No recouping for utility

RENO, NEVADA - Shutting the door on the final dispute stemming from the Western energy crisis of 2000 and 2001, state regulators decided that Sierra Pacific Power Co. of Reno may not raise rates to recoup money it paid to Enron Corp. over terminated power supply contracts.

The Northern Nevada utility will be allowed to boost rates to compensate for $3.1 million legal expenses, but it cannot recover any of the $19.5 million settlement payment it made to Enron. If the legal expenses are recovered through a rate adjustment for one year, the utilities commission expects the typical residential bill in Reno would go up 22 cents, said commission spokesman Sean Sever.

"This opinion closes the book on a time that was extremely difficult," said Jo Ann Kelly, chairwoman of the Public Utilities Commission. She referred to the energy crisis of 2000 and 2001 when wholesale power prices in the West soared, leading to the biggest electric rate case in Nevada history.

Michael Yackira, CEO of utility holding company Sierra Pacific Resources, said the company has not decided whether to ask for reconsideration or appeal the decision. "It's a disappointment for us, but it's great to have the Western energy crisis behind us once and for all," Yackira said.
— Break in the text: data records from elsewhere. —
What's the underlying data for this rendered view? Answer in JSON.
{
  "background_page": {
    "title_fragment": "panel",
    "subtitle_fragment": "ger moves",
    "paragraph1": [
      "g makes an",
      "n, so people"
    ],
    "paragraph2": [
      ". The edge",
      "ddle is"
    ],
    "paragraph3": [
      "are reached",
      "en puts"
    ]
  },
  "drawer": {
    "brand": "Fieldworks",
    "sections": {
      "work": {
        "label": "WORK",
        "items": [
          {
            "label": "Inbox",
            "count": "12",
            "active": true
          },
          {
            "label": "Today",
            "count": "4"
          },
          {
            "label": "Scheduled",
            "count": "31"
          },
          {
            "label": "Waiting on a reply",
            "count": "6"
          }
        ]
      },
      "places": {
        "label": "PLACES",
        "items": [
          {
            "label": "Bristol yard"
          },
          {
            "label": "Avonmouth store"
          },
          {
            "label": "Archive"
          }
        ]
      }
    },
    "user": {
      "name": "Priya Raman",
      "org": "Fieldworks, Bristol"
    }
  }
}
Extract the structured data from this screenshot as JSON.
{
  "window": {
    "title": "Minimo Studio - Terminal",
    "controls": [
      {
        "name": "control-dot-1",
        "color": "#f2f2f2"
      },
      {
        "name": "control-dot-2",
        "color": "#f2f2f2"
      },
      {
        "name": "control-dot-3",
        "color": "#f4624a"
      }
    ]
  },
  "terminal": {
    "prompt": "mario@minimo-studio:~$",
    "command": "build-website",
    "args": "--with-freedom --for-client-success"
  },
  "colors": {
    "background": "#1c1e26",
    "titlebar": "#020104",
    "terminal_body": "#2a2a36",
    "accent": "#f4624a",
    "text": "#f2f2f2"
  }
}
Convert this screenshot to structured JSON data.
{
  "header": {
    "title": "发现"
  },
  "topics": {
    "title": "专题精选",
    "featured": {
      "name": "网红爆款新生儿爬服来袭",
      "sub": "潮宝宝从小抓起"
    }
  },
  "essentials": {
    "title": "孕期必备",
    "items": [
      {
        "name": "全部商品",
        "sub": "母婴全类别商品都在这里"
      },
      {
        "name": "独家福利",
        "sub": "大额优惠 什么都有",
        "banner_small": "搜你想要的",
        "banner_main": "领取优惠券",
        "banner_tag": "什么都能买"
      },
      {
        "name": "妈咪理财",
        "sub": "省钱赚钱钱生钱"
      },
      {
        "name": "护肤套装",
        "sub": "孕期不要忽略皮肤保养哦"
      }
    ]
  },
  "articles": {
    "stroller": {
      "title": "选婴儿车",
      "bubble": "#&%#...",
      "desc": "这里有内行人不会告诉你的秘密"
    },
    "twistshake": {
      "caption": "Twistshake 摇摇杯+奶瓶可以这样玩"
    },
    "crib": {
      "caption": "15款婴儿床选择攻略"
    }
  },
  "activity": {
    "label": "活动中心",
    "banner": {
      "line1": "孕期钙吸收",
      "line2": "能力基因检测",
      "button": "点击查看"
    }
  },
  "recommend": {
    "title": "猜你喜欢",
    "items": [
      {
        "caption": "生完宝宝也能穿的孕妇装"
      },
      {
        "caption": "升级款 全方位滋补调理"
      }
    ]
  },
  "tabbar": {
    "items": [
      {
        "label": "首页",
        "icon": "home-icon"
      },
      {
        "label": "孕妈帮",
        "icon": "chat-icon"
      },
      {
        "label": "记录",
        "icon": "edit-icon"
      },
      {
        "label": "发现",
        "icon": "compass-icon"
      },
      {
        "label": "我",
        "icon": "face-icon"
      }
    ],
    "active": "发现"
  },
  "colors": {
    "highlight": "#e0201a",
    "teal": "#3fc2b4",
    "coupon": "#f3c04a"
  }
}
State consumer advocate Eric Witkoski said the commission made the right decision. "I think the commission did a good job," Witkoski said.

The Northern Nevada utility, like Nevada Power Co. of Las Vegas, contracted with Enron Corp. for power supplies during the western energy crisis of 2000 and 2001. The utilities commission in 2002 disallowed almost half of a $922 million energy rate increase for Nevada Power Co., finding that the utility made imprudent power purchases during the energy crisis.

As a result, bond rating agencies downgraded bonds of Nevada Power and affiliate Sierra Pacific Power to junk bond level.

Enron, which already was in bankruptcy, terminated power supply contracts with the utilities, saying the utilities failed to provide sufficient financial assurances after the bond rating cuts. Then, Enron sued the two companies for the difference between the prices quoted and the lower cost of power in the market.